“For officially crowning me Fairhope’s newest hottest bachelor. Unless you have second thoughts and want to try to make it work again?” Rob winked at Tennessee.
She pushed his chest away, laughing.
“In your dreams, Gussman.”
We made baby number two under the same bleachers where I got pregnant with Bear.
It happened after we came back from eloping in Vegas (the thought of having a full-blown wedding made me want to throw up. Plus, I simply couldn’t take the chance Dalton and Jocelyn got an accidental invitation. I couldn’t stomach any more conversations about vaginal lip-lifts and foot fillers. And, I still had nightmares about that cruise and all the two-penis lies I’d spewed there).
Bear was still at Rob’s, my parents were out of town, and Wyatt and Trinity were looking at houses in Knoxville, closer to his new job.
Cruz and I were bored, and he suggested we go catch a Fairhope High football game. Show support for the local team.
“Ah, I don’t set foot in that football field,” I said. “Not since the day I got knocked up there.”
At first, he laughed it off.
Then, when he realized I was serious, he said, “But Bear’s a student there…?”
I winced. “This is why I got him into video games and skateboarding and discouraged any type of field sport.”
“You’re a crazy woman.”
“I’m well aware.”
According to Dr.
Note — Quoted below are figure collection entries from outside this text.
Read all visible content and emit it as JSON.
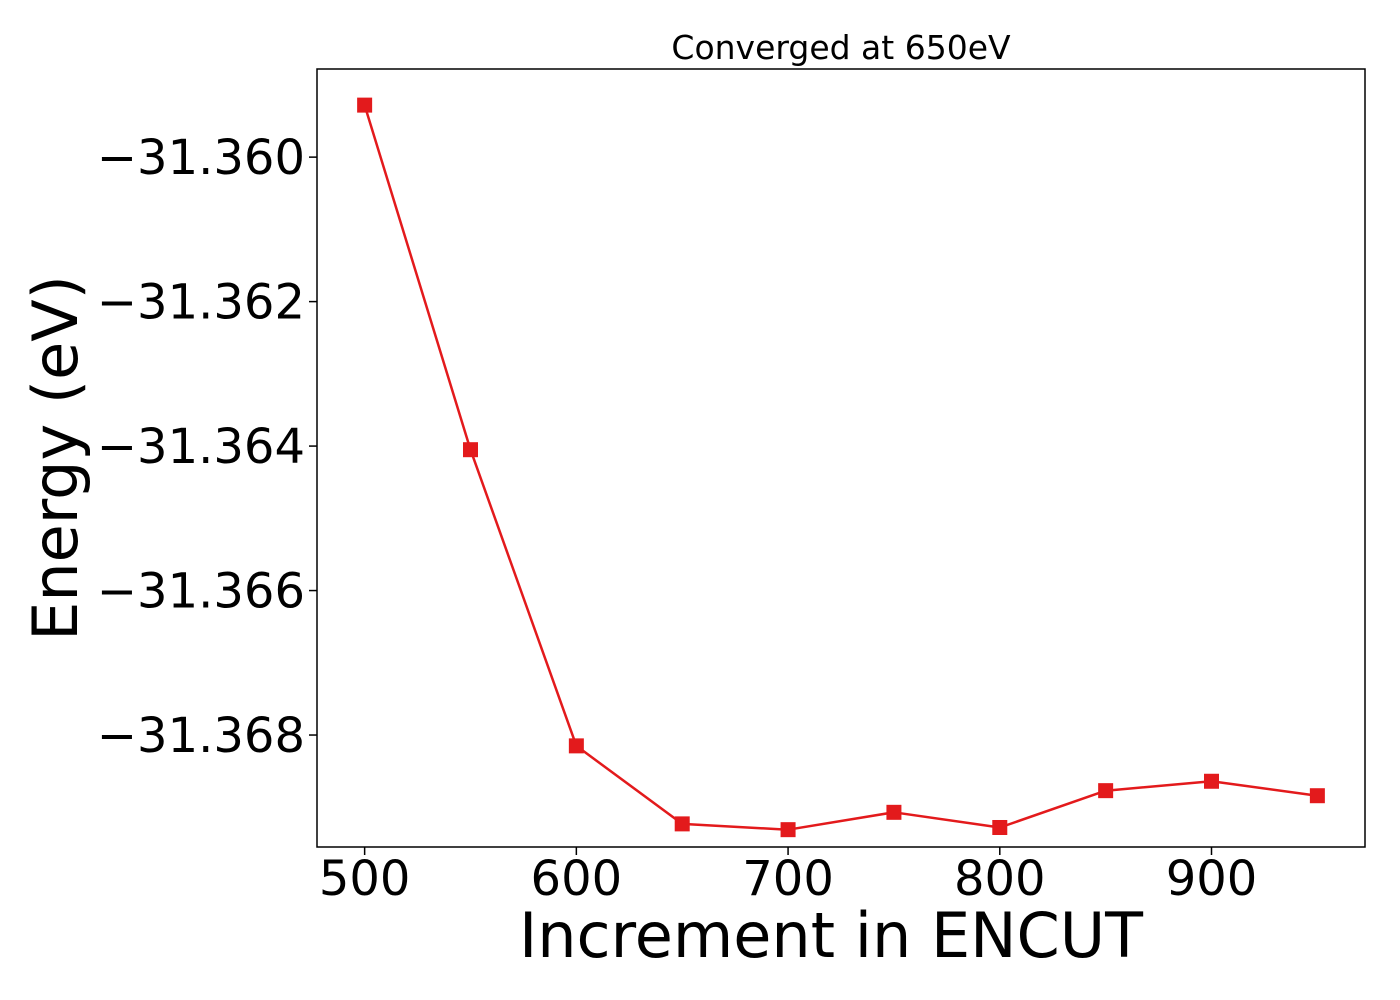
{
  "chart_data": {
    "type": "line",
    "title": "Converged at 650eV",
    "xlabel": "Increment in ENCUT",
    "ylabel": "Energy (eV)",
    "x": [
      500,
      550,
      600,
      650,
      700,
      750,
      800,
      850,
      900,
      950
    ],
    "series": [
      {
        "values": [
          -31.35928,
          -31.36405,
          -31.36815,
          -31.36923,
          -31.36931,
          -31.36907,
          -31.36928,
          -31.36877,
          -31.36864,
          -31.36884
        ],
        "color": "#e31a1c",
        "marker": "square"
      }
    ],
    "xticks": [
      500,
      600,
      700,
      800,
      900
    ],
    "xtick_labels": [
      "500",
      "600",
      "700",
      "800",
      "900"
    ],
    "yticks": [
      -31.36,
      -31.362,
      -31.364,
      -31.366,
      -31.368
    ],
    "ytick_labels": [
      "−31.360",
      "−31.362",
      "−31.364",
      "−31.366",
      "−31.368"
    ],
    "xlim": [
      477.5,
      972.5
    ],
    "ylim": [
      -31.36955,
      -31.35878
    ],
    "grid": false,
    "legend": false
  }
}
Cruz Costello, the best way to get rid of a phobia is to face it head-on. The following day, we snuck onto the football field in the middle of the night.
He even wore his varsity jacket, which I found kinkily hot (also, extremely tight for the correct size of his shoulders). He tugged me under the bleachers and did all kinds of things to me, and this time, I did come.
Twice.
Okay, three times.
He really knows how to use his tongue.
When he finally pulled a condom out, I knocked it out of his hand.
“I stopped taking the pill.”
His face lit up. “Really?”
“Yeah. I know you want a baby, and—”
“I want you more than I want a baby, so don’t just do it because of me.”
“I’m not,” I protested. “What do you take me for, a ditzy teenager? I’m doing this because I think we’ll make a really good-looking baby, and I want to tie you down to me so I can continue living in your house, which, by the way, has been my dream house since babyhood.”
“That’s the most romantic thing you’ve ever said to me.”
“Oh, Lord, really?” I asked in surprise.
That was a pretty depressing thing to find romantic.
He nodded.
“Well, how about this? I want to grow old with you and be there for you when you whine about your hip replacement, arthritis, and deep vein thrombosis.”
“Thank you, sweetheart, for planning my early grave before I hit middle age. Now can you shut up so I can put it in?”